From My Limitations to Achieving the Extraordinary
When I was in junior high, I longed to craft a path to peace. But I had a few problems. I was just an adolescent. Moreover, I was an adolescent with a disability.
In my haste to be born, I made my entry into the world a few weeks early and startled my folks in the middle of the night. My umbilical cord was pinched like a garden hose during the process, and I lost some oxygen. As a result, I developed a pronounced speech impediment and a few physical coordination issues. These felt like severe limitations in my youth, keeping me from doing anything that would have a meaningful impact on the world.
I hadn’t yet recognized that great world leaders like Gandhi didn’t act as lone wolves. Now, I realize that their gift was to inspire the community around them to make a stand for significant change. Now, I see that the circumstances of my life were opportunities around which I could create an exciting and productive life.
For most of my life, I chose to believe that I had no business in a gym because of my disability. But in January 2009, encouraged to try yoga, I walked into the Sioux Falls YMCA with some hesitation and signed up for a monthly membership. I believed that the main benefit would be to improve my physical flexibility.
But yoga’s impact on me, its impact on my fellow students, and its peaceful influence upon the world are far less visible — and much farther reaching — than touching one’s toes. The secret is consciously paying attention to and working with one’s breath, and consciously entering into the commonality of breath that connects us.
Before this, I experienced anxiety on a daily basis. I would often act to reduce my anxiety, either by choosing to flee situations that were causing me stress, or by attempting to control them. Neither approach left the people around me feeling especially peaceful. My disability looked like an enormous threat that I either needed to deny or manipulate. I never stopped to imagine that I was the one who was making my physical circumstances into a disability. I assumed that both my anxiety and my physical limitations were just part of life and became resigned to them.

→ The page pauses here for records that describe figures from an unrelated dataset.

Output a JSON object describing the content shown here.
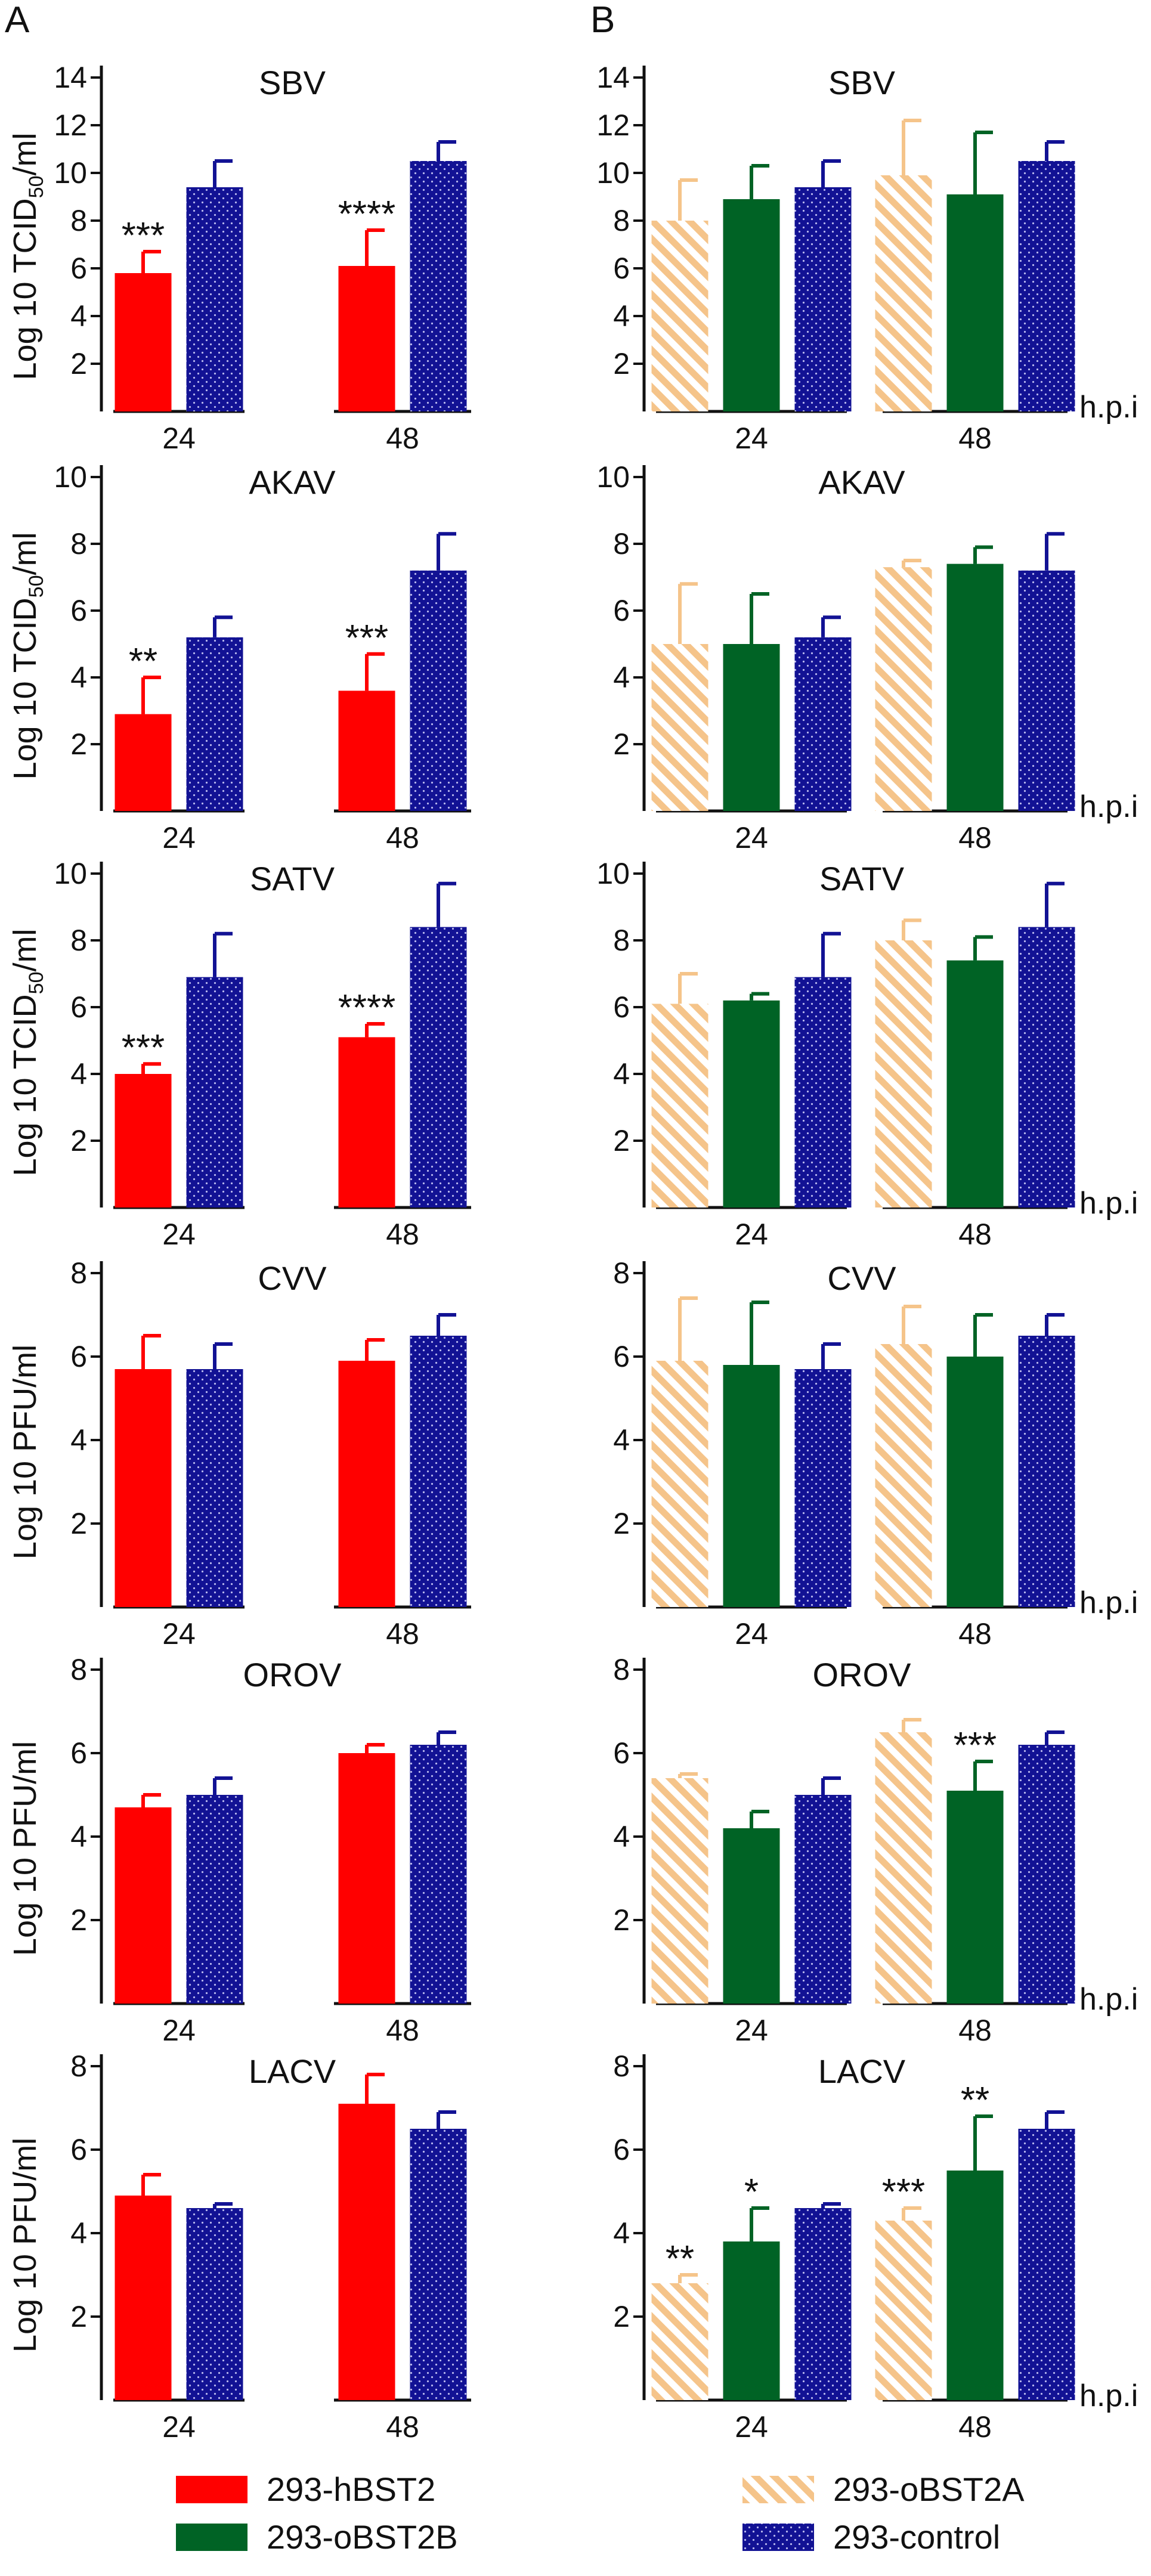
{
  "panel_labels": [
    "A",
    "B"
  ],
  "x_unit_label": "h.p.i",
  "colors": {
    "293-hBST2": "#ff0000",
    "293-oBST2A": "#f5c48a",
    "293-oBST2B": "#006325",
    "293-control": "#121294"
  },
  "legend": [
    {
      "name": "293-hBST2",
      "pattern": "solid"
    },
    {
      "name": "293-oBST2A",
      "pattern": "hatched"
    },
    {
      "name": "293-oBST2B",
      "pattern": "solid"
    },
    {
      "name": "293-control",
      "pattern": "dotted"
    }
  ],
  "chart_data": [
    {
      "panel": "A",
      "type": "bar",
      "title": "SBV",
      "ylabel": "Log 10 TCID50/ml",
      "xlabel": "",
      "ylim": [
        0,
        14
      ],
      "yticks": [
        2,
        4,
        6,
        8,
        10,
        12,
        14
      ],
      "categories": [
        "24",
        "48"
      ],
      "hpi_label": false,
      "series": [
        {
          "name": "293-hBST2",
          "values": [
            5.8,
            6.1
          ],
          "errors": [
            0.9,
            1.5
          ],
          "stars": [
            "***",
            "****"
          ]
        },
        {
          "name": "293-control",
          "values": [
            9.4,
            10.5
          ],
          "errors": [
            1.1,
            0.8
          ],
          "stars": [
            "",
            ""
          ]
        }
      ]
    },
    {
      "panel": "B",
      "type": "bar",
      "title": "SBV",
      "ylabel": "",
      "xlabel": "h.p.i",
      "ylim": [
        0,
        14
      ],
      "yticks": [
        2,
        4,
        6,
        8,
        10,
        12,
        14
      ],
      "categories": [
        "24",
        "48"
      ],
      "hpi_label": true,
      "series": [
        {
          "name": "293-oBST2A",
          "values": [
            8.0,
            9.9
          ],
          "errors": [
            1.7,
            2.3
          ],
          "stars": [
            "",
            ""
          ]
        },
        {
          "name": "293-oBST2B",
          "values": [
            8.9,
            9.1
          ],
          "errors": [
            1.4,
            2.6
          ],
          "stars": [
            "",
            ""
          ]
        },
        {
          "name": "293-control",
          "values": [
            9.4,
            10.5
          ],
          "errors": [
            1.1,
            0.8
          ],
          "stars": [
            "",
            ""
          ]
        }
      ]
    },
    {
      "panel": "A",
      "type": "bar",
      "title": "AKAV",
      "ylabel": "Log 10 TCID50/ml",
      "xlabel": "",
      "ylim": [
        0,
        10
      ],
      "yticks": [
        2,
        4,
        6,
        8,
        10
      ],
      "categories": [
        "24",
        "48"
      ],
      "hpi_label": false,
      "series": [
        {
          "name": "293-hBST2",
          "values": [
            2.9,
            3.6
          ],
          "errors": [
            1.1,
            1.1
          ],
          "stars": [
            "**",
            "***"
          ]
        },
        {
          "name": "293-control",
          "values": [
            5.2,
            7.2
          ],
          "errors": [
            0.6,
            1.1
          ],
          "stars": [
            "",
            ""
          ]
        }
      ]
    },
    {
      "panel": "B",
      "type": "bar",
      "title": "AKAV",
      "ylabel": "",
      "xlabel": "h.p.i",
      "ylim": [
        0,
        10
      ],
      "yticks": [
        2,
        4,
        6,
        8,
        10
      ],
      "categories": [
        "24",
        "48"
      ],
      "hpi_label": true,
      "series": [
        {
          "name": "293-oBST2A",
          "values": [
            5.0,
            7.3
          ],
          "errors": [
            1.8,
            0.2
          ],
          "stars": [
            "",
            ""
          ]
        },
        {
          "name": "293-oBST2B",
          "values": [
            5.0,
            7.4
          ],
          "errors": [
            1.5,
            0.5
          ],
          "stars": [
            "",
            ""
          ]
        },
        {
          "name": "293-control",
          "values": [
            5.2,
            7.2
          ],
          "errors": [
            0.6,
            1.1
          ],
          "stars": [
            "",
            ""
          ]
        }
      ]
    },
    {
      "panel": "A",
      "type": "bar",
      "title": "SATV",
      "ylabel": "Log 10 TCID50/ml",
      "xlabel": "",
      "ylim": [
        0,
        10
      ],
      "yticks": [
        2,
        4,
        6,
        8,
        10
      ],
      "categories": [
        "24",
        "48"
      ],
      "hpi_label": false,
      "series": [
        {
          "name": "293-hBST2",
          "values": [
            4.0,
            5.1
          ],
          "errors": [
            0.3,
            0.4
          ],
          "stars": [
            "***",
            "****"
          ]
        },
        {
          "name": "293-control",
          "values": [
            6.9,
            8.4
          ],
          "errors": [
            1.3,
            1.3
          ],
          "stars": [
            "",
            ""
          ]
        }
      ]
    },
    {
      "panel": "B",
      "type": "bar",
      "title": "SATV",
      "ylabel": "",
      "xlabel": "h.p.i",
      "ylim": [
        0,
        10
      ],
      "yticks": [
        2,
        4,
        6,
        8,
        10
      ],
      "categories": [
        "24",
        "48"
      ],
      "hpi_label": true,
      "series": [
        {
          "name": "293-oBST2A",
          "values": [
            6.1,
            8.0
          ],
          "errors": [
            0.9,
            0.6
          ],
          "stars": [
            "",
            ""
          ]
        },
        {
          "name": "293-oBST2B",
          "values": [
            6.2,
            7.4
          ],
          "errors": [
            0.2,
            0.7
          ],
          "stars": [
            "",
            ""
          ]
        },
        {
          "name": "293-control",
          "values": [
            6.9,
            8.4
          ],
          "errors": [
            1.3,
            1.3
          ],
          "stars": [
            "",
            ""
          ]
        }
      ]
    },
    {
      "panel": "A",
      "type": "bar",
      "title": "CVV",
      "ylabel": "Log 10 PFU/ml",
      "xlabel": "",
      "ylim": [
        0,
        8
      ],
      "yticks": [
        2,
        4,
        6,
        8
      ],
      "categories": [
        "24",
        "48"
      ],
      "hpi_label": false,
      "series": [
        {
          "name": "293-hBST2",
          "values": [
            5.7,
            5.9
          ],
          "errors": [
            0.8,
            0.5
          ],
          "stars": [
            "",
            ""
          ]
        },
        {
          "name": "293-control",
          "values": [
            5.7,
            6.5
          ],
          "errors": [
            0.6,
            0.5
          ],
          "stars": [
            "",
            ""
          ]
        }
      ]
    },
    {
      "panel": "B",
      "type": "bar",
      "title": "CVV",
      "ylabel": "",
      "xlabel": "h.p.i",
      "ylim": [
        0,
        8
      ],
      "yticks": [
        2,
        4,
        6,
        8
      ],
      "categories": [
        "24",
        "48"
      ],
      "hpi_label": true,
      "series": [
        {
          "name": "293-oBST2A",
          "values": [
            5.9,
            6.3
          ],
          "errors": [
            1.5,
            0.9
          ],
          "stars": [
            "",
            ""
          ]
        },
        {
          "name": "293-oBST2B",
          "values": [
            5.8,
            6.0
          ],
          "errors": [
            1.5,
            1.0
          ],
          "stars": [
            "",
            ""
          ]
        },
        {
          "name": "293-control",
          "values": [
            5.7,
            6.5
          ],
          "errors": [
            0.6,
            0.5
          ],
          "stars": [
            "",
            ""
          ]
        }
      ]
    },
    {
      "panel": "A",
      "type": "bar",
      "title": "OROV",
      "ylabel": "Log 10 PFU/ml",
      "xlabel": "",
      "ylim": [
        0,
        8
      ],
      "yticks": [
        2,
        4,
        6,
        8
      ],
      "categories": [
        "24",
        "48"
      ],
      "hpi_label": false,
      "series": [
        {
          "name": "293-hBST2",
          "values": [
            4.7,
            6.0
          ],
          "errors": [
            0.3,
            0.2
          ],
          "stars": [
            "",
            ""
          ]
        },
        {
          "name": "293-control",
          "values": [
            5.0,
            6.2
          ],
          "errors": [
            0.4,
            0.3
          ],
          "stars": [
            "",
            ""
          ]
        }
      ]
    },
    {
      "panel": "B",
      "type": "bar",
      "title": "OROV",
      "ylabel": "",
      "xlabel": "h.p.i",
      "ylim": [
        0,
        8
      ],
      "yticks": [
        2,
        4,
        6,
        8
      ],
      "categories": [
        "24",
        "48"
      ],
      "hpi_label": true,
      "series": [
        {
          "name": "293-oBST2A",
          "values": [
            5.4,
            6.5
          ],
          "errors": [
            0.1,
            0.3
          ],
          "stars": [
            "",
            ""
          ]
        },
        {
          "name": "293-oBST2B",
          "values": [
            4.2,
            5.1
          ],
          "errors": [
            0.4,
            0.7
          ],
          "stars": [
            "",
            "***"
          ]
        },
        {
          "name": "293-control",
          "values": [
            5.0,
            6.2
          ],
          "errors": [
            0.4,
            0.3
          ],
          "stars": [
            "",
            ""
          ]
        }
      ]
    },
    {
      "panel": "A",
      "type": "bar",
      "title": "LACV",
      "ylabel": "Log 10 PFU/ml",
      "xlabel": "",
      "ylim": [
        0,
        8
      ],
      "yticks": [
        2,
        4,
        6,
        8
      ],
      "categories": [
        "24",
        "48"
      ],
      "hpi_label": false,
      "series": [
        {
          "name": "293-hBST2",
          "values": [
            4.9,
            7.1
          ],
          "errors": [
            0.5,
            0.7
          ],
          "stars": [
            "",
            ""
          ]
        },
        {
          "name": "293-control",
          "values": [
            4.6,
            6.5
          ],
          "errors": [
            0.1,
            0.4
          ],
          "stars": [
            "",
            ""
          ]
        }
      ]
    },
    {
      "panel": "B",
      "type": "bar",
      "title": "LACV",
      "ylabel": "",
      "xlabel": "h.p.i",
      "ylim": [
        0,
        8
      ],
      "yticks": [
        2,
        4,
        6,
        8
      ],
      "categories": [
        "24",
        "48"
      ],
      "hpi_label": true,
      "series": [
        {
          "name": "293-oBST2A",
          "values": [
            2.8,
            4.3
          ],
          "errors": [
            0.2,
            0.3
          ],
          "stars": [
            "**",
            "***"
          ]
        },
        {
          "name": "293-oBST2B",
          "values": [
            3.8,
            5.5
          ],
          "errors": [
            0.8,
            1.3
          ],
          "stars": [
            "*",
            "**"
          ]
        },
        {
          "name": "293-control",
          "values": [
            4.6,
            6.5
          ],
          "errors": [
            0.1,
            0.4
          ],
          "stars": [
            "",
            ""
          ]
        }
      ]
    }
  ]
}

Gradually, I noticed that cultivating a consistent, deep breath changed both how I felt and how I viewed the world.
Attending yoga classes has taught me to become conscious of my breath, and the skill of breathing deeply on a consistent basis. I have discovered that the physical circumstances of my speech impediment and minor coordination issues are, in fact, some of my greatest gifts. They allow me to connect with a wide variety of people in a significant and meaningful way. Giving a speech used to be something I avoided. Now, I seek out opportunities to speak to people about journeying from limitations to achieving the extraordinary.
Gandhi famously said:
“Be the change that you wish to see in the world.”
I used to think this change had to be something complex and gigantic, but what I have found is that this change can be far simpler — as simple as a deep breath. This breath cascades through us, connecting us to every other person on the planet, and gifts us, moment by moment, with the opportunity to be the change we wish to see.